Migration, identity and childhood: Exproring young migrants' ethnonational identifications and belonging
University of Leeds, United Kingdom
In the era of unprecedented migration waves an ever-increasing number of children and young people experience, mobility and dislocation as crucial part of their lives (United Nations, 2016). More than ever children and young people move between and across states leading transnational and translocal lives, thereby disrupting the idealized notion of childhood as unfolding in fixed and bounded spaces (Ní Laoire et al., 2010). The presentation seeks to shed light on the intricate relationship between migration, 'identity' and belonging by focusing on young migrants, a group placed on the periphery of scholarship and public debate. Based upon a qualitative study of youth identities in the context of Greek society, the key objective is to examine ethno-national identifications, formed through the dialectic of self-definition and categorization. The narrative analysis of young migrants’ in-depth interviews unpacks how their sense of belonging and emotional attachments to their countries of origin and settlement are mediated by processes of racialization and othering. Young migrants’ narratives point to an understanding of identifications and belonging -what comes to be seen as ‘identity’- as deeply socio-politically bounded processes in the frame of which boundaries are being drawn and bonds are forged and inter-subjectively negotiated on the basis of alleged similarities and differences between the ‘self’ and ‘others’, ‘us’ and ‘them’.

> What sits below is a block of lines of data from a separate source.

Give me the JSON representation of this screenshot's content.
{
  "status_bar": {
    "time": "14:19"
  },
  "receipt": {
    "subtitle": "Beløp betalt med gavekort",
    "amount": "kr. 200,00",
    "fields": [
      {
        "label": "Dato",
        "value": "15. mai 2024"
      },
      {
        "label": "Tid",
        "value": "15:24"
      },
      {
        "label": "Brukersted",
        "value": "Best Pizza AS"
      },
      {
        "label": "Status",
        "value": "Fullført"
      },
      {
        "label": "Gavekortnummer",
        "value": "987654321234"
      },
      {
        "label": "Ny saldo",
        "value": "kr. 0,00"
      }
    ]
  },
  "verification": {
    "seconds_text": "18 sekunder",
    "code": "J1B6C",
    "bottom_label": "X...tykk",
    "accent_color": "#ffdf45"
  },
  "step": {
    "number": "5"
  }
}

LANGUAGE AS A MEANS FOR ETHNIC IDENTITY FENCING OR BRIDGING? Multilingual children’s perspectives on the relation between ethnic identification and language.
Graziela Dekeyser1, Paul Puschmann1,2, Gray Swicegood1
1Ku Leuven, Belgium; 2Radboud University Nijmegen
Antwerp (in the Dutch-speaking part of Belgium) is turning into a minority-majority city, characterized by superdiversity in terms of ethnicity, culture and language. Against this new reality, we investigate how 10-12 year old multilingual children perceive the relationship between language use and proficiency on the one hand and ethnic identification on the other. These children are part of many social groups (e.g. social class, sex, age, leisure activity groups) besides the own ethnocultural minority group and thus have multiple identities. Questions arise then to which degree 1) children view their language use as implicated in their ethnic identity and 2) whether language functions as a way to draw ethnic boundaries or, conversely, as a means to bridge the distance between ethnic groups.
We use data from the multi-method Multilingualism in Antwerp study (Dekeyser, 2016). Focus groups were organized with children to discuss several language dimensions (e.g. language use, management and ideologies) in their everyday lives. By means of vignettes and yes/no statements, children were asked to voice how they link language practices and proficiency to feelings of belonging, ethnic identity and processes of social exclusion and inclusion. The focus groups were stratified according to sex, ethnicity, migration generation, and children’s perception of their schools’ policy toward the use of the home language, for 5th and 6th year pupils across 19 primary schools in Antwerp. This makes it possible to investigate intra- (e.g. across schools and/or sex) and interethnic differences. Cross-case analyses will be performed with NVIVO.